WILLOW, ALASKA — Matthew Failor is headed back across Alaska in 2025.
The Mansfield native will launch his 14th Iditarod effort when what’s been dubbed “The Last Great American Race” begins its 53rd campaign with a ceremonial start in Anchorage on March 1.
The 42-year-old Failor made it official on Monday when he entered the annual 1,000-mile race from Anchorage to Nome with his 17th-Dog Iditarod team based in Willow, Alaska, about an hour’s drive from Anchorage.
That decision means his company, Alaskan Husky Adventures, will have two teams competing in the 2025 race. Dane Baker, who works for Failor, will also compete in March, making his first run across the snow and ice.
There are 34 teams entered in the race, including 27-time Iditarod veteran and three-time champion Mitch Seavey.
Defending champion Dallas Seavey, who has won the event six times, had not entered as of Monday, which was the final day mushers could enter without incurring a higher entry fee.
During an “Evening with Matthew Failor” hosted by Richland Source after the 2024 race, the 2000 St. Peter’s High School graduate said he was considering taking a year away from the grueling race.
“We’re pretty sure I’m probably gonna sit it out. But that’s not set in stone.
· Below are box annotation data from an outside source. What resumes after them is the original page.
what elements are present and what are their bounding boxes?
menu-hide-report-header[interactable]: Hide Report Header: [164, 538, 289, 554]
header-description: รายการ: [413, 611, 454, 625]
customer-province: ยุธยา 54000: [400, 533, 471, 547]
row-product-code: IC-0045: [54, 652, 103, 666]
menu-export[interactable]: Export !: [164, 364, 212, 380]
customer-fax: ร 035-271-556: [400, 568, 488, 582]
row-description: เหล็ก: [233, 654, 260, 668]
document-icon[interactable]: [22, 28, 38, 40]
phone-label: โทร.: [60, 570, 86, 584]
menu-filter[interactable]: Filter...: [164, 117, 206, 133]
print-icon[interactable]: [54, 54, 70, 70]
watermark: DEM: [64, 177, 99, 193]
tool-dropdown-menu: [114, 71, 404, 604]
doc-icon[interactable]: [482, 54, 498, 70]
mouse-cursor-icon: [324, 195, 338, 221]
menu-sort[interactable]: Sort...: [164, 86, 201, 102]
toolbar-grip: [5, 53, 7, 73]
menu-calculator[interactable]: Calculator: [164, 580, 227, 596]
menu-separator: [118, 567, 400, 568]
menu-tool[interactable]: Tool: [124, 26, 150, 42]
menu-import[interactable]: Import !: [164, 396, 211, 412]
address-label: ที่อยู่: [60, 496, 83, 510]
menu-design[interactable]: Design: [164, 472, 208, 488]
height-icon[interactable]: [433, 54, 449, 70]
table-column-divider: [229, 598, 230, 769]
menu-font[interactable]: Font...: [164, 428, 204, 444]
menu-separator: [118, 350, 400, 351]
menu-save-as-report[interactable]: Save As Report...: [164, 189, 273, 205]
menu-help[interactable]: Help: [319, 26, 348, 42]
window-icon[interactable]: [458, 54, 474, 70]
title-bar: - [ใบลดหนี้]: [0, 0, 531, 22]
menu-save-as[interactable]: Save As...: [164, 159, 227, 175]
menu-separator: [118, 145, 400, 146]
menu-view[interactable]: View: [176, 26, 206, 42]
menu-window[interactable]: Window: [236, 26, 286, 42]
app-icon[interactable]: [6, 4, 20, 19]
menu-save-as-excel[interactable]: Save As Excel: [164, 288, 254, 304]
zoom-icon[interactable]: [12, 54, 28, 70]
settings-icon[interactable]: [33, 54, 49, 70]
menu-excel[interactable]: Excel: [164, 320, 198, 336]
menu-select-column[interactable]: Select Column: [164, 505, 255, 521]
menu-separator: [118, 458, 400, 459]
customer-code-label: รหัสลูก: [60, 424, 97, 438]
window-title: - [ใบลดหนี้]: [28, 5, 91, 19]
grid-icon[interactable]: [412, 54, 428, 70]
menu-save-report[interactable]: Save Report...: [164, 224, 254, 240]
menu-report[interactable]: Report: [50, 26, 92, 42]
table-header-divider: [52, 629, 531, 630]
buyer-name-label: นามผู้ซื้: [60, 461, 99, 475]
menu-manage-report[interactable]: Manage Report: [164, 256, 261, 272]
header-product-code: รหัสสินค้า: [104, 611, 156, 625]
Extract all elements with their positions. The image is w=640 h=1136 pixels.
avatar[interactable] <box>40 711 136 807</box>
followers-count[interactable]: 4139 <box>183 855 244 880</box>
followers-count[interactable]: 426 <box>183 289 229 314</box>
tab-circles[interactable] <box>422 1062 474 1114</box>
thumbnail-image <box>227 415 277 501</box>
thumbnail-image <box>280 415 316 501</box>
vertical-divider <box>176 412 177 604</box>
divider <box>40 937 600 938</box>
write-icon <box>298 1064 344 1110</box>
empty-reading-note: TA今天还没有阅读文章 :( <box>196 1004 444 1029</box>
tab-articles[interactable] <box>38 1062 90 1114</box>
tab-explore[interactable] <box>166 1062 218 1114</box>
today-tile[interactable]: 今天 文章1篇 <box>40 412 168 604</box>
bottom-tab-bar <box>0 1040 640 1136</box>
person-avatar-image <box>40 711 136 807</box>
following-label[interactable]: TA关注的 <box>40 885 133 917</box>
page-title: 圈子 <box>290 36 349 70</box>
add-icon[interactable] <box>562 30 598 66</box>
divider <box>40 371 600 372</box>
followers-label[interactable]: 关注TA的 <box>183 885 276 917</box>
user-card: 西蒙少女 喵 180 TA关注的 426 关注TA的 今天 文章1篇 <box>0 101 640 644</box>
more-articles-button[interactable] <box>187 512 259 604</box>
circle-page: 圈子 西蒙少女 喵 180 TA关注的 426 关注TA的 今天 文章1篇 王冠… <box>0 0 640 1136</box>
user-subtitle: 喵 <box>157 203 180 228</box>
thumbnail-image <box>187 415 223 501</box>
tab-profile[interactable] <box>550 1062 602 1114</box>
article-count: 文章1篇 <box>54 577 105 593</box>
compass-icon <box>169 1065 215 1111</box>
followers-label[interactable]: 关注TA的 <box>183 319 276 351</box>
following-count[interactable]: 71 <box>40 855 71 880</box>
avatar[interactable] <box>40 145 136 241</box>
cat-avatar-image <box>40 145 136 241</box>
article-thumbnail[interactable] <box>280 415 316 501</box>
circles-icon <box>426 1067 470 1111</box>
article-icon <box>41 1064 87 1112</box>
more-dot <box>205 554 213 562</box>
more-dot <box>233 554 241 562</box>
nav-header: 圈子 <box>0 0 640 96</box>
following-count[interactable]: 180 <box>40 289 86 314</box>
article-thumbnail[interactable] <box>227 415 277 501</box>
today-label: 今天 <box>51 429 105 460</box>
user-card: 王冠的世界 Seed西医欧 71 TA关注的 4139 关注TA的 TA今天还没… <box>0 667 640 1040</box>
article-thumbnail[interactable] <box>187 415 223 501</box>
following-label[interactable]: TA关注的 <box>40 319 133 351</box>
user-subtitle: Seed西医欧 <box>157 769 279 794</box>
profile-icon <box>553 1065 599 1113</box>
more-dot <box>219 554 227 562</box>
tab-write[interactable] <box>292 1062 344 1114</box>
I have done 13 now,” he said in announcing Baker would race for the first time in 2025.
(Above is video from “An Evening with Matthew Failor” hosted by Richland Source in 2024.)
After the ceremonial start on March 2, the race officially begins on March 3 in Willow.
Failor finished last year’s race in 13th place clocking in at 10 days, 2 hours and 35 minutes.
He was in position to chase another Top 10 (or perhaps Top 5) finish during the race when he stopped to help and spend time with a young musher who had a dog perish on the trail.
After the race, Failor reflected on his decision to stop and help 23-year-old musher Hunter Keefe.
“It’s the worst thing in the world when one of your best friends passes away like that. You feel horrible. It’s never happened to me, although I have been around other mushers that it’s happened to.
“It’s something that nobody wants to have happen, but unfortunately, death is a part of life. There’s all kinds of grieving that needs to take place and you’re in the middle of nowhere.
“He was very lonely and I wasn’t going to leave him. So we loaded the dog in the sled and I told him, ‘We’ll just go straight to Old Woman (Cabin). We can gather our thoughts and kind of process this and I will stay with you.’ ”
The selfless act earned him his second Donlin Gold Sportsmanship Award in the last four years, voted on by Iditarod finishers.
Failor, who received the Most Inspirational Musher in 2022 and Most Improved Musher in 2018 and 2023, also received the 2024 Northern Air Cargo Herbie Nayokpuk Memorial Award, chosen by race staff and checkers at the check points.
The award is given to the musher who best emulates “Herbie: The Shishmaref CannonBall” in his or her attitude on the trail.
Failor will help prepare for the Iditarod by racing in the Kuskokwim 300 in late January, an event he has won in the past and finished second in during the 2024 race.